Salemyr et al. 24 use the DePuy Proxima implant. He compares 51 patients randomized into a ‘short-stem’ group and ‘regular’ (Biomet bi-metric). Aside from detailed Dual-energy X-ray absorptiometry (DEXA) and Radiostereometric Analysis (RSA) analysis, they describe one peri-prosthetic fracture and one deep infection in a 2-year time frame. One patient required revision and they did not comment on the other (n = 26). They further excluded these two patients from their study. If both required revision, this may illustrate a very high revision rate (7.7%), although this sample is very small compared to other studies.
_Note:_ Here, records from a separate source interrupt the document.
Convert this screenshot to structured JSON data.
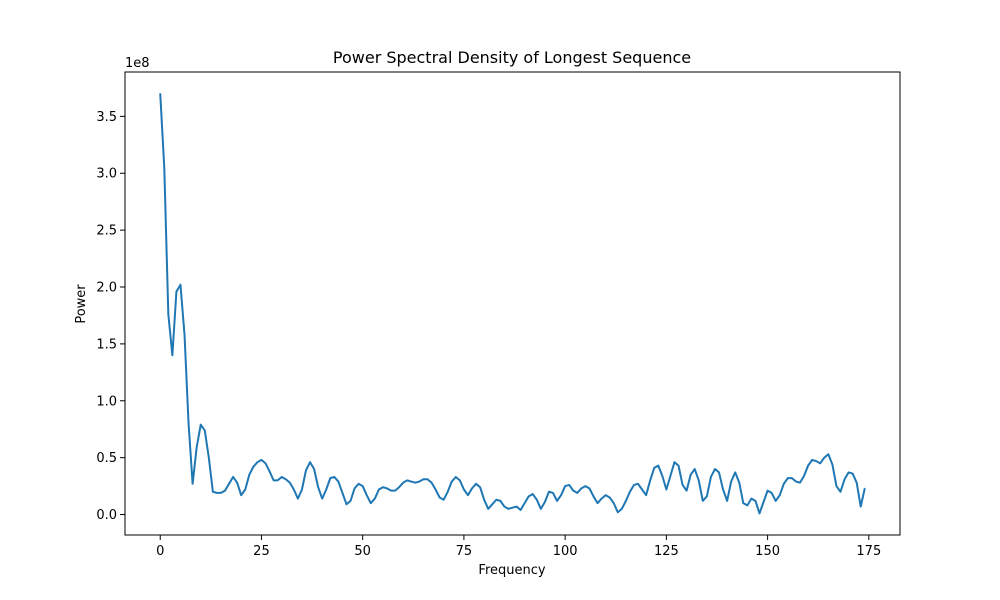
{
  "chart_data": {
    "type": "line",
    "title": "Power Spectral Density of Longest Sequence",
    "xlabel": "Frequency",
    "ylabel": "Power",
    "y_offset_label": "1e8",
    "xlim": [
      -8.7,
      182.7
    ],
    "ylim": [
      -0.18,
      3.89
    ],
    "y_scale_note": "values in units of 1e8",
    "x_ticks": [
      0,
      25,
      50,
      75,
      100,
      125,
      150,
      175
    ],
    "y_ticks": [
      0.0,
      0.5,
      1.0,
      1.5,
      2.0,
      2.5,
      3.0,
      3.5
    ],
    "y_tick_labels": [
      "0.0",
      "0.5",
      "1.0",
      "1.5",
      "2.0",
      "2.5",
      "3.0",
      "3.5"
    ],
    "grid": false,
    "series": [
      {
        "color": "#1f77b4",
        "x": [
          0,
          1,
          2,
          3,
          4,
          5,
          6,
          7,
          8,
          9,
          10,
          11,
          12,
          13,
          14,
          15,
          16,
          17,
          18,
          19,
          20,
          21,
          22,
          23,
          24,
          25,
          26,
          27,
          28,
          29,
          30,
          31,
          32,
          33,
          34,
          35,
          36,
          37,
          38,
          39,
          40,
          41,
          42,
          43,
          44,
          45,
          46,
          47,
          48,
          49,
          50,
          51,
          52,
          53,
          54,
          55,
          56,
          57,
          58,
          59,
          60,
          61,
          62,
          63,
          64,
          65,
          66,
          67,
          68,
          69,
          70,
          71,
          72,
          73,
          74,
          75,
          76,
          77,
          78,
          79,
          80,
          81,
          82,
          83,
          84,
          85,
          86,
          87,
          88,
          89,
          90,
          91,
          92,
          93,
          94,
          95,
          96,
          97,
          98,
          99,
          100,
          101,
          102,
          103,
          104,
          105,
          106,
          107,
          108,
          109,
          110,
          111,
          112,
          113,
          114,
          115,
          116,
          117,
          118,
          119,
          120,
          121,
          122,
          123,
          124,
          125,
          126,
          127,
          128,
          129,
          130,
          131,
          132,
          133,
          134,
          135,
          136,
          137,
          138,
          139,
          140,
          141,
          142,
          143,
          144,
          145,
          146,
          147,
          148,
          149,
          150,
          151,
          152,
          153,
          154,
          155,
          156,
          157,
          158,
          159,
          160,
          161,
          162,
          163,
          164,
          165,
          166,
          167,
          168,
          169,
          170,
          171,
          172,
          173,
          174
        ],
        "y": [
          3.7,
          3.05,
          1.76,
          1.4,
          1.96,
          2.02,
          1.58,
          0.8,
          0.27,
          0.59,
          0.79,
          0.74,
          0.5,
          0.2,
          0.19,
          0.19,
          0.21,
          0.27,
          0.33,
          0.28,
          0.17,
          0.22,
          0.35,
          0.42,
          0.46,
          0.48,
          0.45,
          0.38,
          0.3,
          0.3,
          0.33,
          0.31,
          0.28,
          0.22,
          0.14,
          0.22,
          0.39,
          0.46,
          0.4,
          0.24,
          0.14,
          0.22,
          0.32,
          0.33,
          0.29,
          0.19,
          0.09,
          0.12,
          0.23,
          0.27,
          0.25,
          0.17,
          0.1,
          0.14,
          0.22,
          0.24,
          0.23,
          0.21,
          0.21,
          0.24,
          0.28,
          0.3,
          0.29,
          0.28,
          0.29,
          0.31,
          0.31,
          0.28,
          0.22,
          0.15,
          0.13,
          0.2,
          0.29,
          0.33,
          0.3,
          0.22,
          0.17,
          0.23,
          0.27,
          0.24,
          0.13,
          0.05,
          0.09,
          0.13,
          0.12,
          0.07,
          0.05,
          0.06,
          0.07,
          0.04,
          0.1,
          0.16,
          0.18,
          0.13,
          0.05,
          0.11,
          0.2,
          0.19,
          0.12,
          0.17,
          0.25,
          0.26,
          0.21,
          0.19,
          0.23,
          0.25,
          0.23,
          0.16,
          0.1,
          0.14,
          0.17,
          0.15,
          0.1,
          0.02,
          0.05,
          0.12,
          0.2,
          0.26,
          0.27,
          0.22,
          0.17,
          0.3,
          0.41,
          0.43,
          0.34,
          0.22,
          0.34,
          0.46,
          0.43,
          0.26,
          0.21,
          0.35,
          0.4,
          0.3,
          0.12,
          0.16,
          0.33,
          0.4,
          0.37,
          0.22,
          0.12,
          0.29,
          0.37,
          0.28,
          0.1,
          0.08,
          0.14,
          0.12,
          0.01,
          0.11,
          0.21,
          0.19,
          0.12,
          0.17,
          0.27,
          0.32,
          0.32,
          0.29,
          0.28,
          0.34,
          0.43,
          0.48,
          0.47,
          0.45,
          0.5,
          0.53,
          0.44,
          0.25,
          0.2,
          0.31,
          0.37,
          0.36,
          0.28,
          0.07,
          0.23
        ]
      }
    ]
  }
}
Schnurr et al. 25 discuss 1–11-year follow-up in 1634 THAs, which is the largest series of this type. He describes the use of the ‘Metha short stem’. The results are quite heterogenous due to the nature of the implant and options available. Overall, the total number of revisions was 72, being 4.1%. Revision rate for stem alone was 2.2%. As they mention in the article, the implant itself had documented and known issues and required a design change during the study time frame. We feel for this reason the results are not comparable to our own data or others.
Conclusion
In conclusion, the Biomet microtaperloc cementless stem appears to have a similar complication rate as evidenced in the short-term follow-up, with our good results comparable to similar studies. Revision rates are acceptable and comparable to larger stem implants. Complication rates also appear lower. We acknowledge that data so far are still limited, and further analysis over time is required in order to see if these short implants are truly as reliable as their longer stem implants. The limitation in this study is the short-term nature of the follow-up due to the age of the implant. However, the results so far are very promising.
Footnotes
Declaration of conflicting interests
The author(s) declared no potential conflicts of interest with respect to the research, authorship, and/or publication of this article.
Funding
The author(s) received no financial support for the research, authorship, and/or publication of this article.